Nella festa della Madonna di Fatima per le vie del centro storico si è snodata la processione “aux flambeaux” guidata dall'Arcivescovo. Un pellegrinaggio diocesano in Portogallo dal 3 al 7 settembre

Processione Fatima (1)

di Annamaria Braccini

Un fiume di luce che attraversa il centro storico della città, partendo dalla Basilica di San Vittore, passando accanto alle mura del carcere omonimo, ma anche all’oratorio, a scuole, a luoghi di aggregazione giovanile e sostando poi in preghiera nella splendida Santa Maria delle Grazie.

Un popolo in cammino

L’Arcivescovo che accende la sua candela al cero pasquale per il rito della luce che si compie all’avvio della processione; i fedeli che si affollano fin sul sagrato; una quarantina di sacerdoti, tra cui monsignor Giovanni D’Ercole, vescovo emerito di Ascoli Piceno, il vicario episcopale per la Zona I monsignor Carlo Azzimonti, il parroco di San Vittore don Vittorio De Paoli e fra’ Daniele Drago, priore provinciale della Provincia di San Domenico in Italia; i ragazzi e gli anziani, qualche coppia con i figli piccolissimi, i chierichetti, gli scouts, le religiose, le Apostole di Fatima, gli uomini che portano a spalla la statua della Madonna, gli stendardi, i membri delle Confraternite. Insomma, un popolo che, nel giorno della ricorrenza liturgica della Madonna di Fatima, prega e cammina, con i tradizionali flambeaux tra le mani, per portare un segno di speranza. E perché, come scandisce l’Arcivescovo, «abbiamo qualcosa da dire alla città». 

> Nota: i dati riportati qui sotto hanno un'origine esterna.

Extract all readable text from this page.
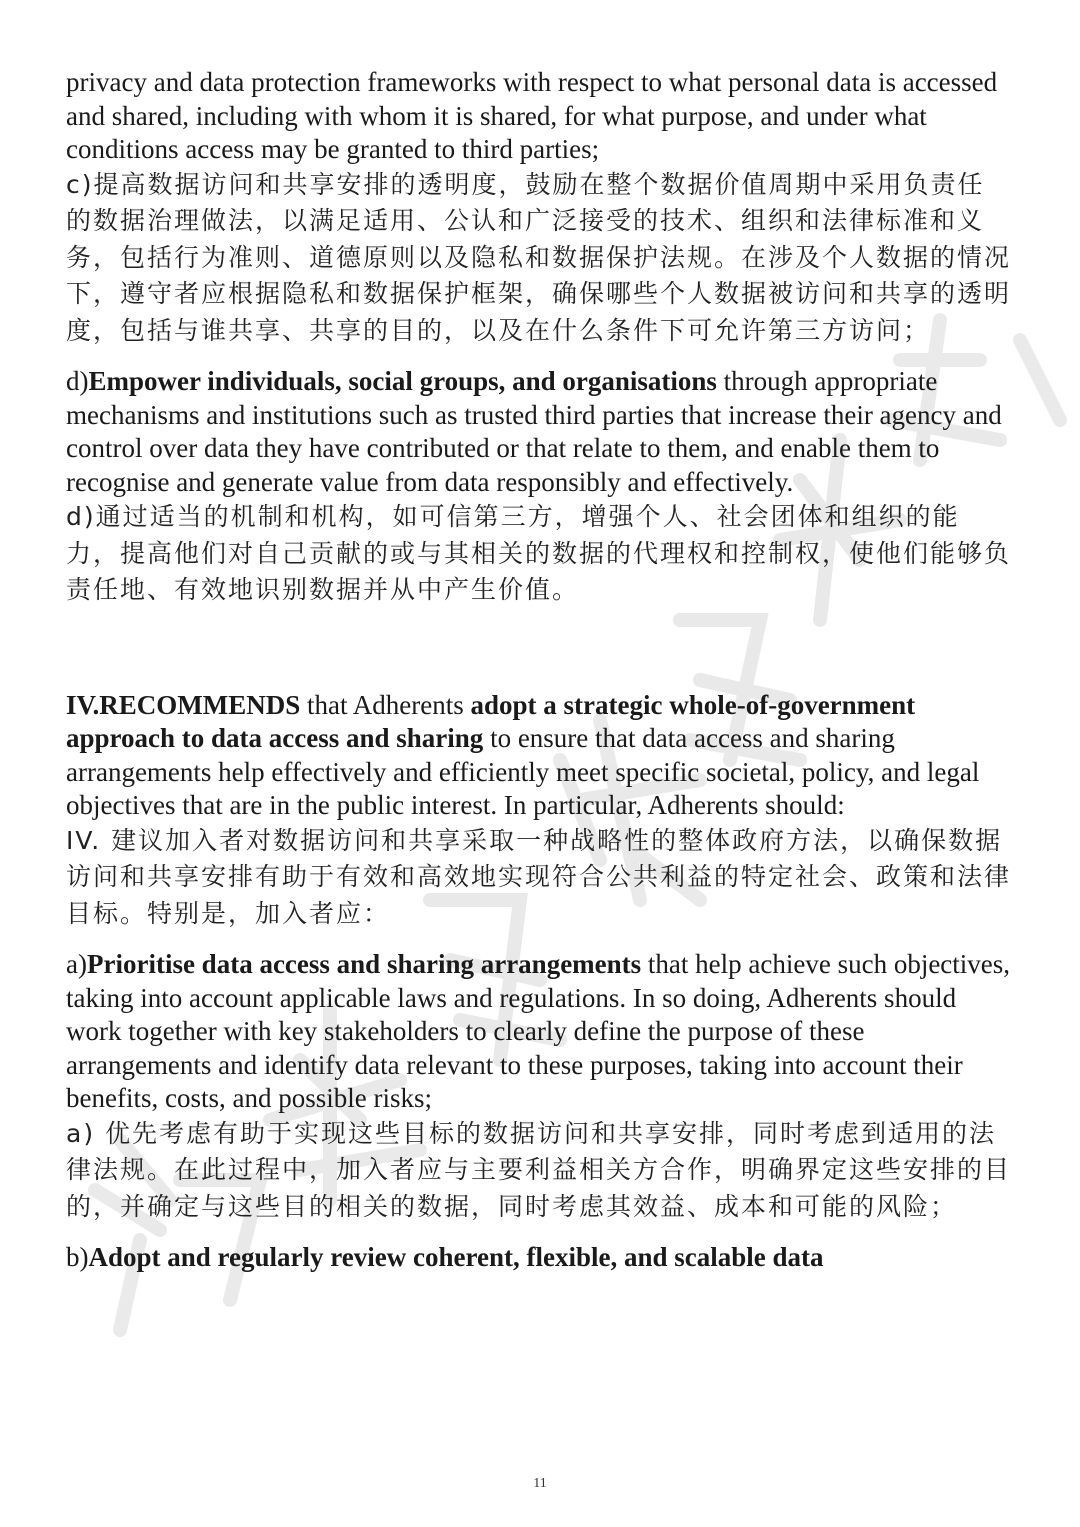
privacy and data protection frameworks with respect to what personal data is accessed and shared, including with whom it is shared, for what purpose, and under what conditions access may be granted to third parties;

c)提高数据访问和共享安排的透明度，鼓励在整个数据价值周期中采用负责任的数据治理做法，以满足适用、公认和广泛接受的技术、组织和法律标准和义务，包括行为准则、道德原则以及隐私和数据保护法规。在涉及个人数据的情况下，遵守者应根据隐私和数据保护框架，确保哪些个人数据被访问和共享的透明度，包括与谁共享、共享的目的，以及在什么条件下可允许第三方访问；

d)Empower individuals, social groups, and organisations through appropriate mechanisms and institutions such as trusted third parties that increase their agency and control over data they have contributed or that relate to them, and enable them to recognise and generate value from data responsibly and effectively.

d)通过适当的机制和机构，如可信第三方，增强个人、社会团体和组织的能力，提高他们对自己贡献的或与其相关的数据的代理权和控制权，使他们能够负责任地、有效地识别数据并从中产生价值。

IV.RECOMMENDS that Adherents adopt a strategic whole-of-government approach to data access and sharing to ensure that data access and sharing arrangements help effectively and efficiently meet specific societal, policy, and legal objectives that are in the public interest. In particular, Adherents should:

IV. 建议加入者对数据访问和共享采取一种战略性的整体政府方法，以确保数据访问和共享安排有助于有效和高效地实现符合公共利益的特定社会、政策和法律目标。特别是，加入者应：

a)Prioritise data access and sharing arrangements that help achieve such objectives, taking into account applicable laws and regulations. In so doing, Adherents should work together with key stakeholders to clearly define the purpose of these arrangements and identify data relevant to these purposes, taking into account their benefits, costs, and possible risks;

a) 优先考虑有助于实现这些目标的数据访问和共享安排，同时考虑到适用的法律法规。在此过程中，加入者应与主要利益相关方合作，明确界定这些安排的目的，并确定与这些目的相关的数据，同时考虑其效益、成本和可能的风险；

b)Adopt and regularly review coherent, flexible, and scalable data

11
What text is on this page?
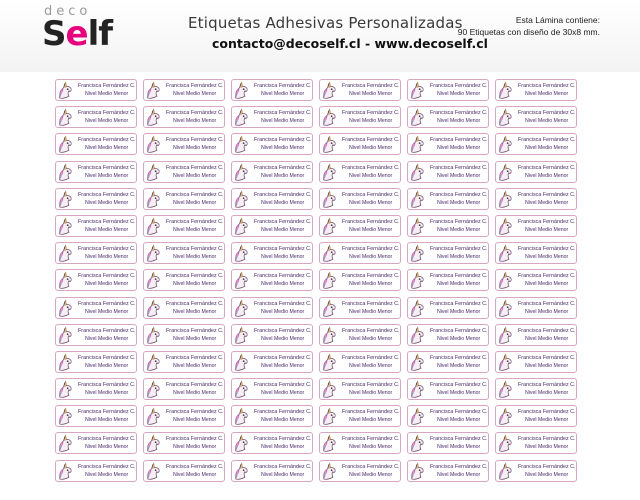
deco
Self	Etiquetas Adhesivas Personalizadas
contacto@decoself.cl - www.decoself.cl
Esta Lámina contiene:
90 Etiquetas con diseño de 30x8 mm.
Francisca Fernández C.
Nivel Medio Menor
Francisca Fernández C.
Nivel Medio Menor
Francisca Fernández C.
Nivel Medio Menor
Francisca Fernández C.
Nivel Medio Menor
Francisca Fernández C.
Nivel Medio Menor
Francisca Fernández C.
Nivel Medio Menor
Francisca Fernández C.
Nivel Medio Menor
Francisca Fernández C.
Nivel Medio Menor
Francisca Fernández C.
Nivel Medio Menor
Francisca Fernández C.
Nivel Medio Menor
Francisca Fernández C.
Nivel Medio Menor
Francisca Fernández C.
Nivel Medio Menor
Francisca Fernández C.
Nivel Medio Menor
Francisca Fernández C.
Nivel Medio Menor
Francisca Fernández C.
Nivel Medio Menor
Francisca Fernández C.
Nivel Medio Menor
Francisca Fernández C.
Nivel Medio Menor
Francisca Fernández C.
Nivel Medio Menor
Francisca Fernández C.
Nivel Medio Menor
Francisca Fernández C.
Nivel Medio Menor
Francisca Fernández C.
Nivel Medio Menor
Francisca Fernández C.
Nivel Medio Menor
Francisca Fernández C.
Nivel Medio Menor
Francisca Fernández C.
Nivel Medio Menor
Francisca Fernández C.
Nivel Medio Menor
Francisca Fernández C.
Nivel Medio Menor
Francisca Fernández C.
Nivel Medio Menor
Francisca Fernández C.
Nivel Medio Menor
Francisca Fernández C.
Nivel Medio Menor
Francisca Fernández C.
Nivel Medio Menor
Francisca Fernández C.
Nivel Medio Menor
Francisca Fernández C.
Nivel Medio Menor
Francisca Fernández C.
Nivel Medio Menor
Francisca Fernández C.
Nivel Medio Menor
Francisca Fernández C.
Nivel Medio Menor
Francisca Fernández C.
Nivel Medio Menor
Francisca Fernández C.
Nivel Medio Menor
Francisca Fernández C.
Nivel Medio Menor
Francisca Fernández C.
Nivel Medio Menor
Francisca Fernández C.
Nivel Medio Menor
Francisca Fernández C.
Nivel Medio Menor
Francisca Fernández C.
Nivel Medio Menor
Francisca Fernández C.
Nivel Medio Menor
Francisca Fernández C.
Nivel Medio Menor
Francisca Fernández C.
Nivel Medio Menor
Francisca Fernández C.
Nivel Medio Menor
Francisca Fernández C.
Nivel Medio Menor
Francisca Fernández C.
Nivel Medio Menor
Francisca Fernández C.
Nivel Medio Menor
Francisca Fernández C.
Nivel Medio Menor
Francisca Fernández C.
Nivel Medio Menor
Francisca Fernández C.
Nivel Medio Menor
Francisca Fernández C.
Nivel Medio Menor
Francisca Fernández C.
Nivel Medio Menor
Francisca Fernández C.
Nivel Medio Menor
Francisca Fernández C.
Nivel Medio Menor
Francisca Fernández C.
Nivel Medio Menor
Francisca Fernández C.
Nivel Medio Menor
Francisca Fernández C.
Nivel Medio Menor
Francisca Fernández C.
Nivel Medio Menor
Francisca Fernández C.
Nivel Medio Menor
Francisca Fernández C.
Nivel Medio Menor
Francisca Fernández C.
Nivel Medio Menor
Francisca Fernández C.
Nivel Medio Menor
Francisca Fernández C.
Nivel Medio Menor
Francisca Fernández C.
Nivel Medio Menor
Francisca Fernández C.
Nivel Medio Menor
Francisca Fernández C.
Nivel Medio Menor
Francisca Fernández C.
Nivel Medio Menor
Francisca Fernández C.
Nivel Medio Menor
Francisca Fernández C.
Nivel Medio Menor
Francisca Fernández C.
Nivel Medio Menor
Francisca Fernández C.
Nivel Medio Menor
Francisca Fernández C.
Nivel Medio Menor
Francisca Fernández C.
Nivel Medio Menor
Francisca Fernández C.
Nivel Medio Menor
Francisca Fernández C.
Nivel Medio Menor
Francisca Fernández C.
Nivel Medio Menor
Francisca Fernández C.
Nivel Medio Menor
Francisca Fernández C.
Nivel Medio Menor
Francisca Fernández C.
Nivel Medio Menor
Francisca Fernández C.
Nivel Medio Menor
Francisca Fernández C.
Nivel Medio Menor
Francisca Fernández C.
Nivel Medio Menor
Francisca Fernández C.
Nivel Medio Menor
Francisca Fernández C.
Nivel Medio Menor
Francisca Fernández C.
Nivel Medio Menor
Francisca Fernández C.
Nivel Medio Menor
Francisca Fernández C.
Nivel Medio Menor
Francisca Fernández C.
Nivel Medio Menor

La riflessione dell’Arcivescovo

«Città dalle genti, noi abbiamo un messaggio per te – è il richiamo iniziale -. Milano bella e orgogliosa. Milano, Galilea delle genti. Milano agitata e paralizzata, delle grandi aggregazioni e delle solitudini, delle feste e delle desolazioni; Milano degli affari e Milano della miseria, dello squallore e del degrado, della salute e della medicina, delle malattie e della morte solitaria, Milano giusta e Milano dell’illegalità, degli incontri e delle alleanze, delle contrapposizioni e dei risentimenti. Milano accogliente e generosa, insofferente e meschina, abbiamo qualcosa da dire».

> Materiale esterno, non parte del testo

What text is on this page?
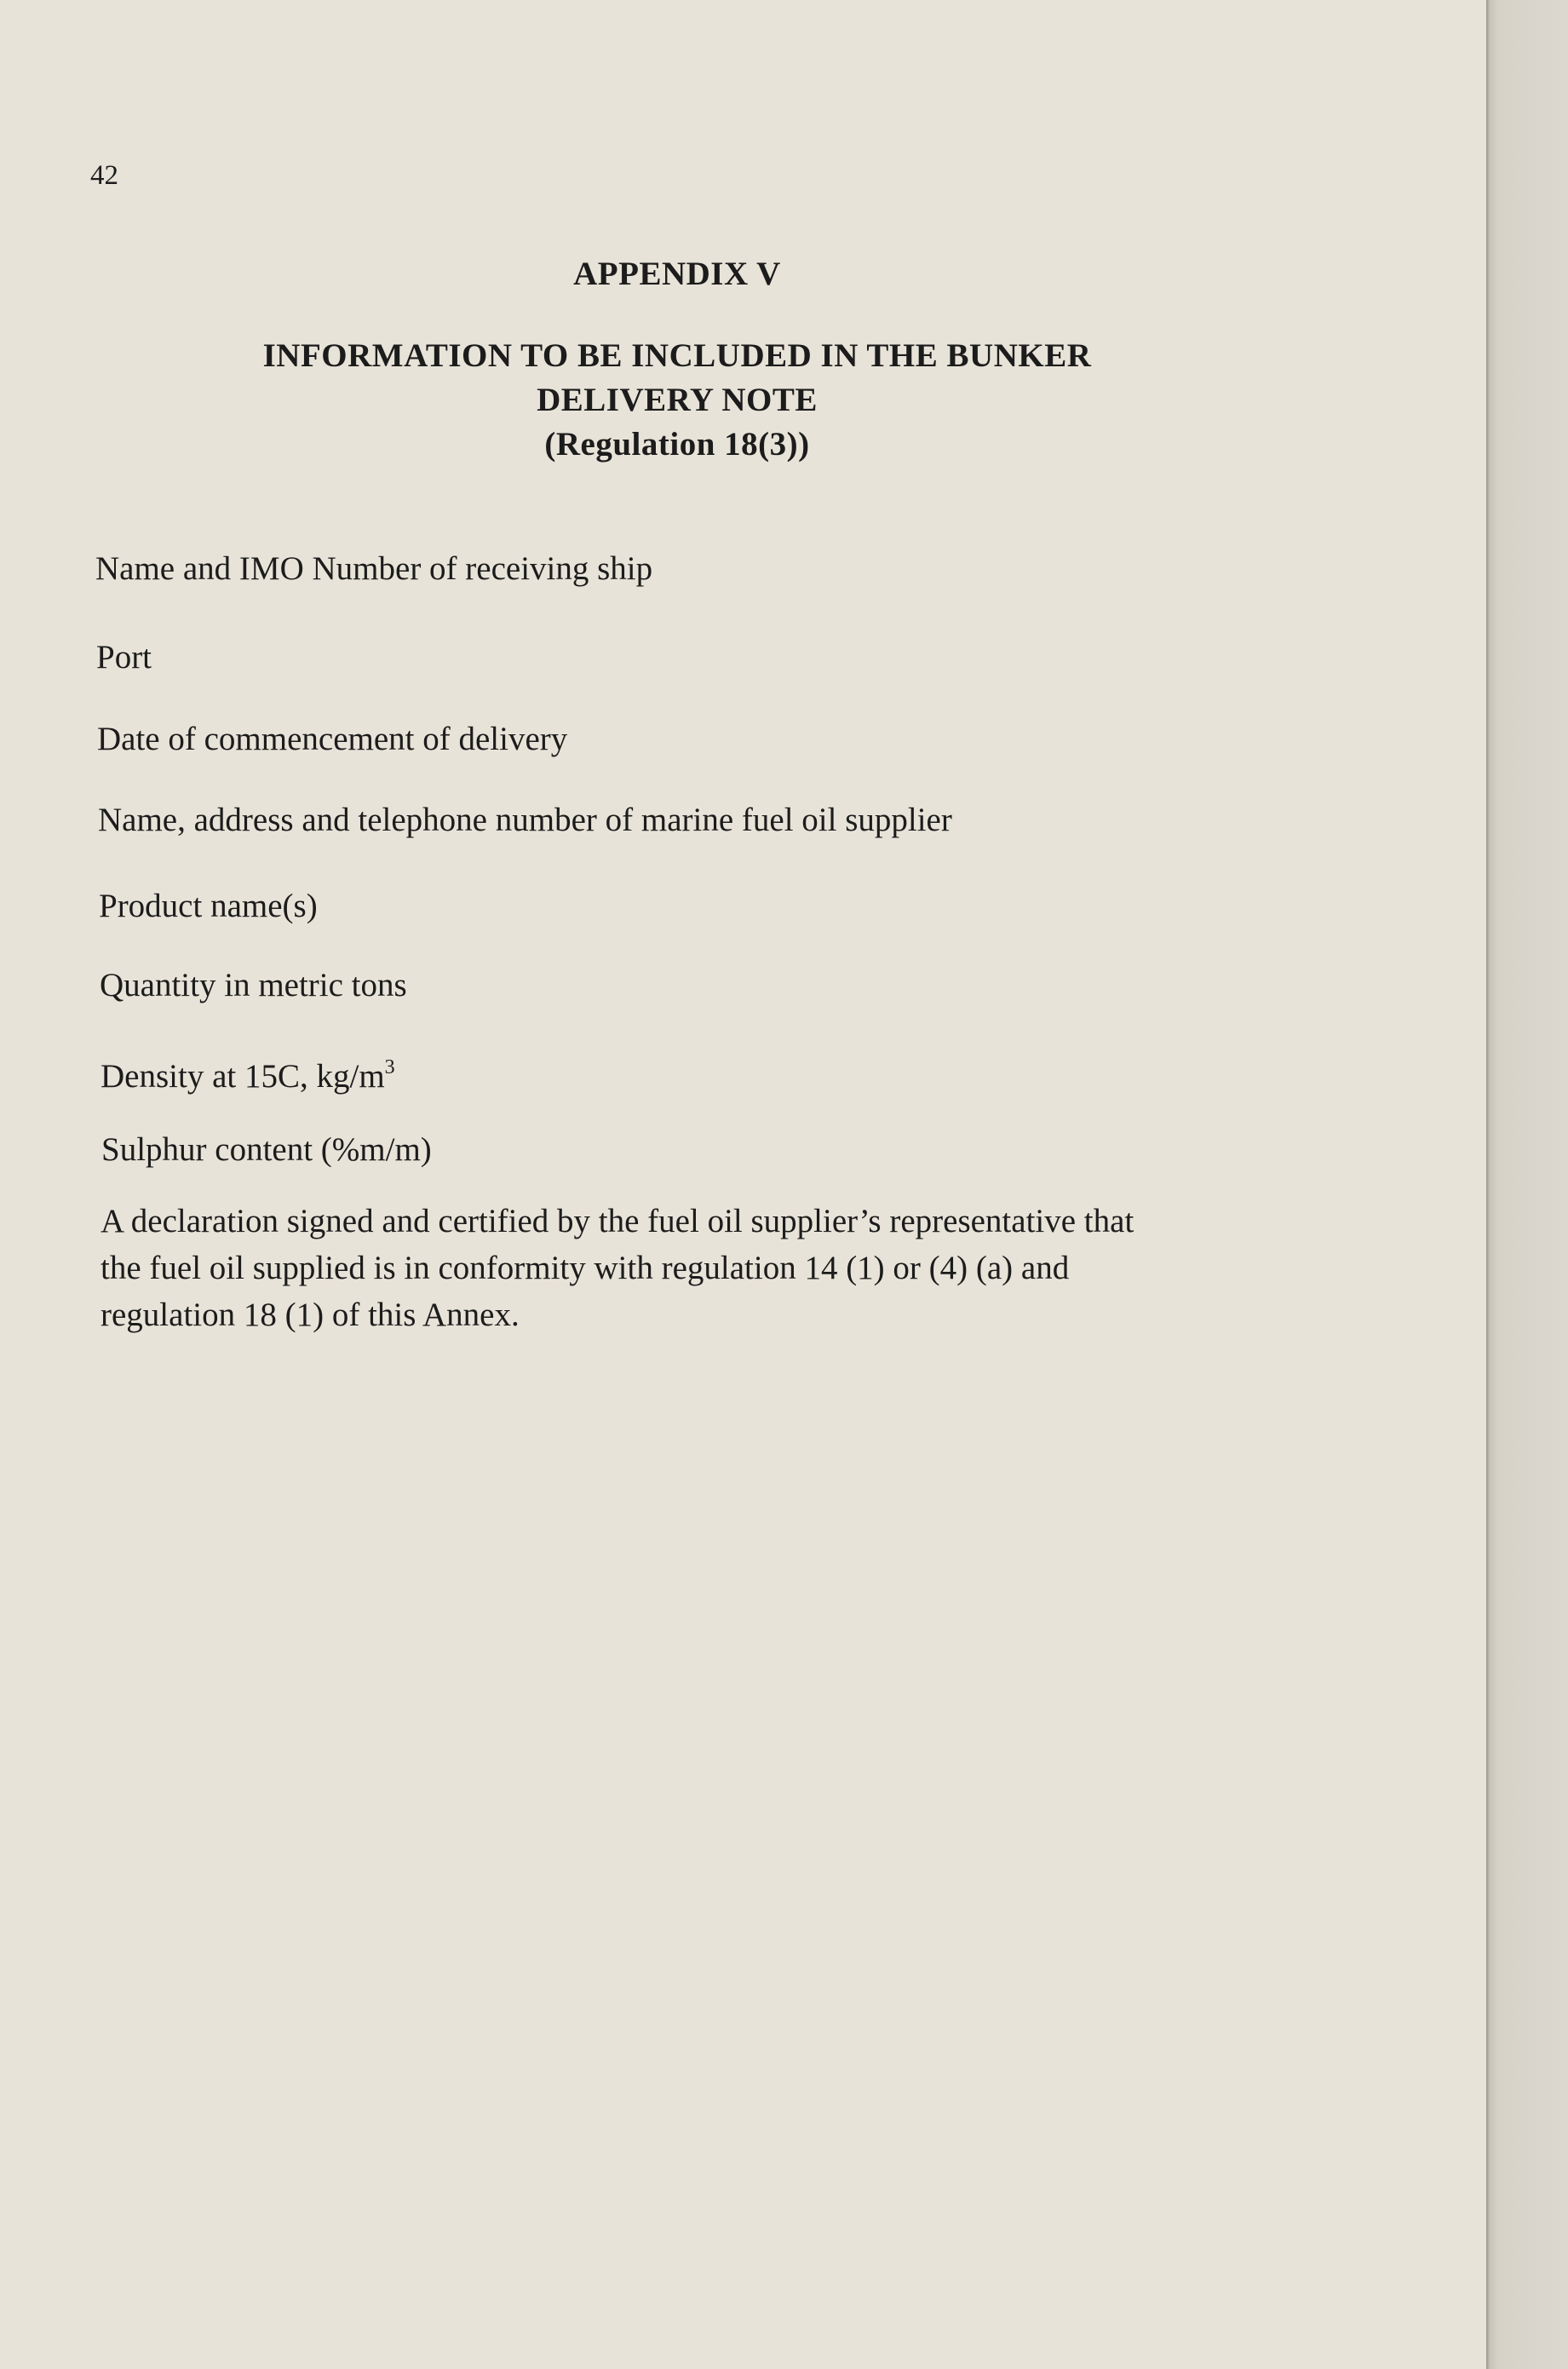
42
APPENDIX V
INFORMATION TO BE INCLUDED IN THE BUNKER
DELIVERY NOTE
(Regulation 18(3))
Name and IMO Number of receiving ship
Port
Date of commencement of delivery
Name, address and telephone number of marine fuel oil supplier
Product name(s)
Quantity in metric tons
Density at 15C, $kg/m^3$
Sulphur content (%m/m)
A declaration signed and certified by the fuel oil supplier’s representative that
the fuel oil supplied is in conformity with regulation 14 (1) or (4) (a) and
regulation 18 (1) of this Annex.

«Milano, non sei destinata a morire nel buio di una notte senza mattino, di una comunità senza bambini, di una babilonia dove si smarrisce la ragione e diventa impossibile intendersi – prosegue l’Arcivescovo -. Le diagnosi che decretano l’inarrestabile declino possono essere smentite: possiamo convertirci, generare futuro, una vita nuova. La constatazione di essere un mercato dove vengono da ogni parte a vendere e a comprare non induca a pensarti come una città in vendita, una città per ricchi, per quelli che se lo possono permettere. Convertiti, cerca la tua strada, metti a frutto i tuoi talenti, interroga la tua storia e ricevi l’annunciazione della tua vocazione».

«La parola che portiamo è una promessa, non è un comandamento, non è una strategia per vincere la concorrenza – è la conclusione -. È la promessa della presenza di Dio che apre nuovi orizzonti, che assicura una grazia di sapienza e di fortezza. Portiamo Maria e l’annuncio che Maria ha ricevuto: il Signore è con te».